StrengthQuest: How many colleges say: Let’s find your strengths so we can tell you what you can’t/shouldn’t do. Sure, the process can have some validity and utility, but if I pursued my alleged strengths, there’s no way I’d be in the higher ed web field. I am technologically inept in some ways (my DVD player is flashing “12:00” as I write) and would have been steered far away from doing what I love.

Briggs-Myers: Can we fit whole lives down into four letters? Of course not. Fun fact: I took the Briggs-Myers on two different days in two different moods with two different results. And yet I see student affairs professionals bragging about/continuously referencing their Briggs-Myers types. But how do you celebrate pigeonholing while helping young people fully explore every side of themselves?
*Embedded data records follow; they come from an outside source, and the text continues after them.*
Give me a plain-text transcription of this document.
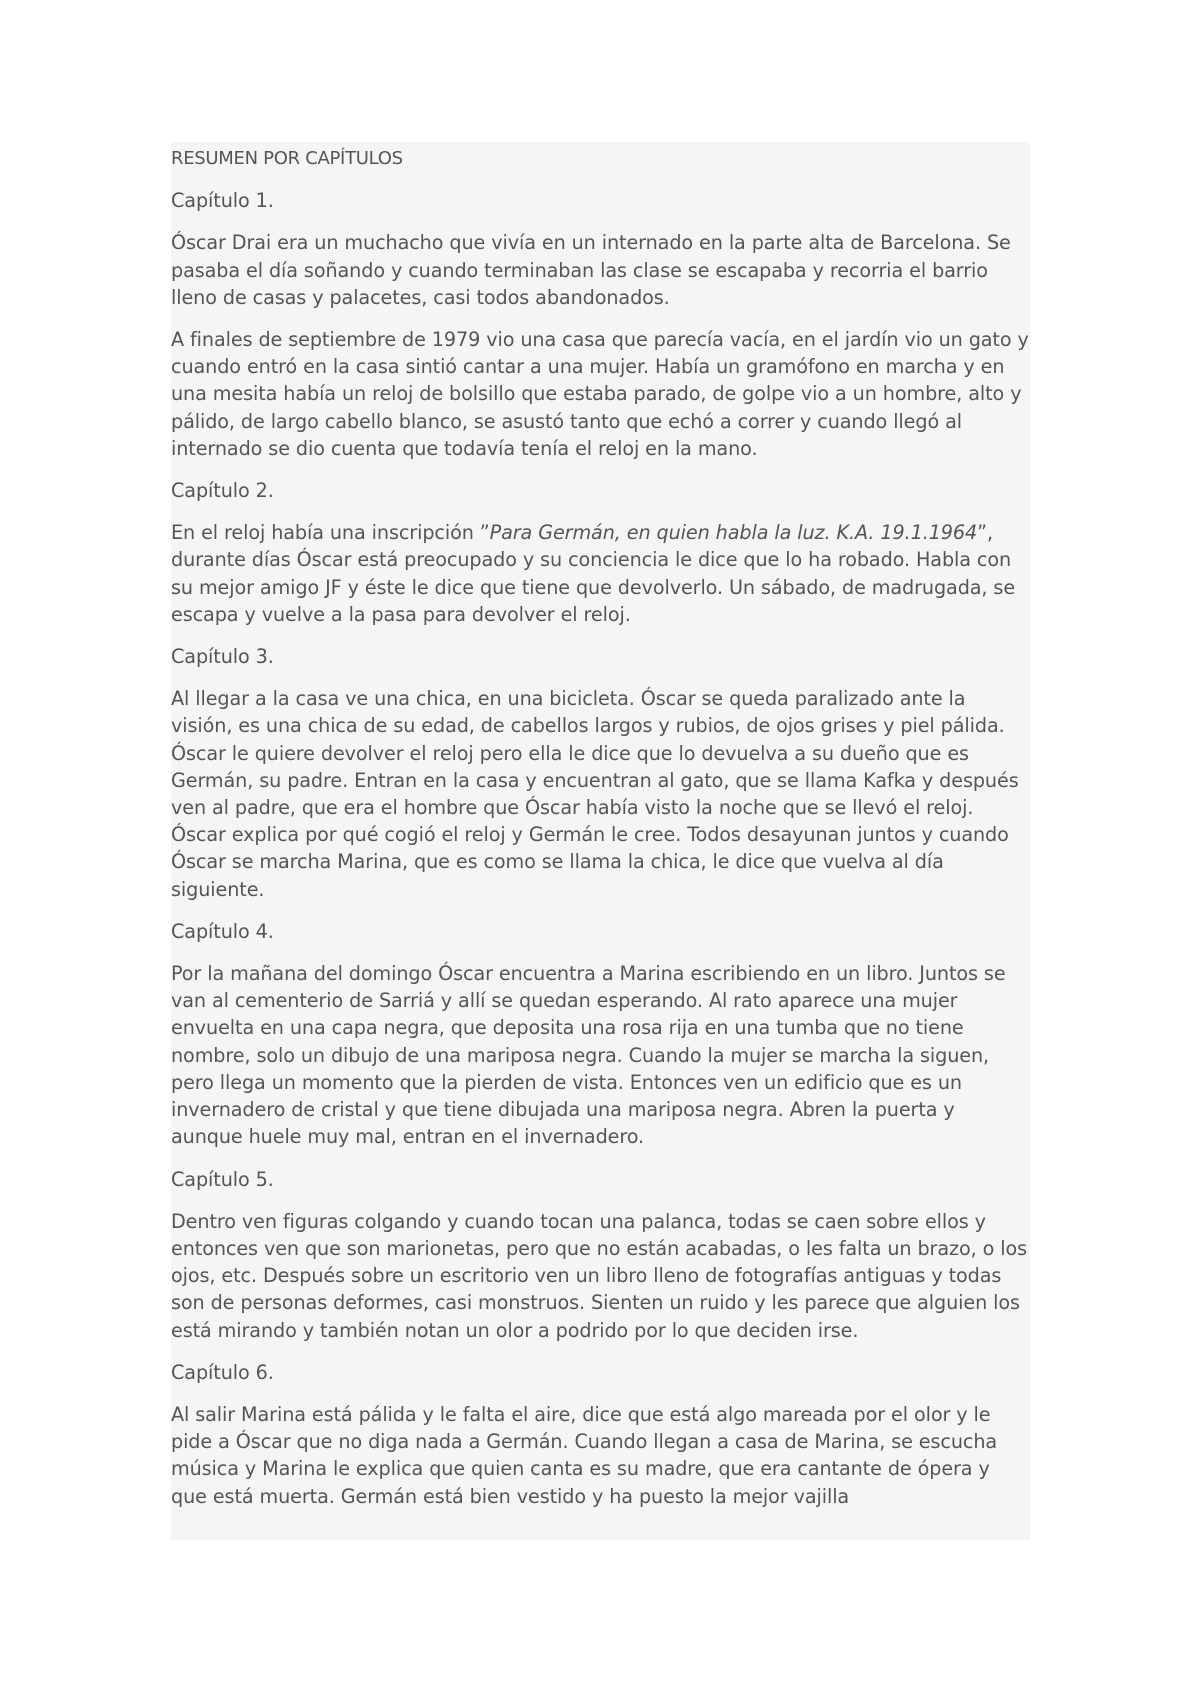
RESUMEN POR CAPÍTULOS

Capítulo 1.

Óscar Drai era un muchacho que vivía en un internado en la parte alta de Barcelona. Se pasaba el día soñando y cuando terminaban las clase se escapaba y recorria el barrio lleno de casas y palacetes, casi todos abandonados.

A finales de septiembre de 1979 vio una casa que parecía vacía, en el jardín vio un gato y cuando entró en la casa sintió cantar a una mujer. Había un gramófono en marcha y en una mesita había un reloj de bolsillo que estaba parado, de golpe vio a un hombre, alto y pálido, de largo cabello blanco, se asustó tanto que echó a correr y cuando llegó al internado se dio cuenta que todavía tenía el reloj en la mano.

Capítulo 2.

En el reloj había una inscripción ”Para Germán, en quien habla la luz. K.A. 19.1.1964”, durante días Óscar está preocupado y su conciencia le dice que lo ha robado. Habla con su mejor amigo JF y éste le dice que tiene que devolverlo. Un sábado, de madrugada, se escapa y vuelve a la pasa para devolver el reloj.

Capítulo 3.

Al llegar a la casa ve una chica, en una bicicleta. Óscar se queda paralizado ante la visión, es una chica de su edad, de cabellos largos y rubios, de ojos grises y piel pálida. Óscar le quiere devolver el reloj pero ella le dice que lo devuelva a su dueño que es Germán, su padre. Entran en la casa y encuentran al gato, que se llama Kafka y después ven al padre, que era el hombre que Óscar había visto la noche que se llevó el reloj. Óscar explica por qué cogió el reloj y Germán le cree. Todos desayunan juntos y cuando Óscar se marcha Marina, que es como se llama la chica, le dice que vuelva al día siguiente.

Capítulo 4.

Por la mañana del domingo Óscar encuentra a Marina escribiendo en un libro. Juntos se van al cementerio de Sarriá y allí se quedan esperando. Al rato aparece una mujer envuelta en una capa negra, que deposita una rosa rija en una tumba que no tiene nombre, solo un dibujo de una mariposa negra. Cuando la mujer se marcha la siguen, pero llega un momento que la pierden de vista. Entonces ven un edificio que es un invernadero de cristal y que tiene dibujada una mariposa negra. Abren la puerta y aunque huele muy mal, entran en el invernadero.

Capítulo 5.

Dentro ven figuras colgando y cuando tocan una palanca, todas se caen sobre ellos y entonces ven que son marionetas, pero que no están acabadas, o les falta un brazo, o los ojos, etc. Después sobre un escritorio ven un libro lleno de fotografías antiguas y todas son de personas deformes, casi monstruos. Sienten un ruido y les parece que alguien los está mirando y también notan un olor a podrido por lo que deciden irse.

Capítulo 6.

Al salir Marina está pálida y le falta el aire, dice que está algo mareada por el olor y le pide a Óscar que no diga nada a Germán. Cuando llegan a casa de Marina, se escucha música y Marina le explica que quien canta es su madre, que era cantante de ópera y que está muerta. Germán está bien vestido y ha puesto la mejor vajilla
Putting professional success over pursuing passion: The twin goals of education sometimes stand at cross-purposes — we want our students to become marketable, yet we want them to explore and discover who they are. It’s a tough balance. But if we turn our students into careerists, using their StrengthQuests and Briggs-Myers results to send them toward what we want them to do, we risk turning them away from what they love. The strength of geek culture is celebrating the pursuit of what we love, no matter how trivial or strange others my find it, and college is the best time to instill this sense. (Note: I’m not saying to stop using StrengthQuest or M-B, just to realize they are just tools in a bigger picture.)
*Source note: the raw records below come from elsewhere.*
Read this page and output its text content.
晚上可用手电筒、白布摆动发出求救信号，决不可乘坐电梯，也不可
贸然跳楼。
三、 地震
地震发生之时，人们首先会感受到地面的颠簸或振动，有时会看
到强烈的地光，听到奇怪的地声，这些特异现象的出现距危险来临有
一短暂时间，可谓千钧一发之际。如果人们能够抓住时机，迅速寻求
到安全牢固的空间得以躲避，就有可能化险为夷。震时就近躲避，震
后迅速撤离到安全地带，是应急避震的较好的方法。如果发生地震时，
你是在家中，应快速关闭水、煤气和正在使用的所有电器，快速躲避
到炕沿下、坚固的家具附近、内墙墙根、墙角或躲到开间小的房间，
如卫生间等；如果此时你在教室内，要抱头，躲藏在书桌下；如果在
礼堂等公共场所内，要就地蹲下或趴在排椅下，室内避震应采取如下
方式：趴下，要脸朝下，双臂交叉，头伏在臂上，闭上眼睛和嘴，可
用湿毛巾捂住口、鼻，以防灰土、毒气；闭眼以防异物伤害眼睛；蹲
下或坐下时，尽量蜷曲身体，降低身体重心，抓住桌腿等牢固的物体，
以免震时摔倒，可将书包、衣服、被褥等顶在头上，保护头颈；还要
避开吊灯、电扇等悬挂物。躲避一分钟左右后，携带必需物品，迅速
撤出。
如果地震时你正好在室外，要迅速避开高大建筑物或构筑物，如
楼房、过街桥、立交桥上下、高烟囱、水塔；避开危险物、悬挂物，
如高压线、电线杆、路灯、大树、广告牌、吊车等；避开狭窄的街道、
That’s why I love Oswego student blogger Tom Kline’s post “On Doing Stupid Things (And Why That’s OK Sometimes).” Tom talks about doing the “Thriller” dance once in high school, where it was uploaded to YouTube and earned him ridicule. Yet in college he attended the massive Otakon anime conference and entered the Masquerade Contest where he danced to “Thriller” and “Beat It,” as he puts it, “in front of around 7500 raging nerds in a huge arena in Baltimore.” And he later started doing Michael Jackson performances at karaoke nights in Oswego bars that got him recognized around campus.

The moral of the story, as Tom posted it, made me choke up a bit and perfectly encapsulates why our celebration of geek culture at #heweb13 is a beautiful thing:

Never be afraid to do something stupid (as long as it’s legal and won’t put you or anyone else in danger, of course). Don’t worry about looking dumb or about being made fun of. If you’ve got a crazy skill or talent, show it off! One of the saddest tragedies in life is that so many people refuse to stand out and be different, for fear of ridicule. So don’t fall into that trap!

So true. As professionals who work in higher ed, we SHOULD encourage our students and others to let their geek flags fly. We should never put people in boxes because, much like Doctor Who’s Tardis, we are all much bigger on the inside than we appear.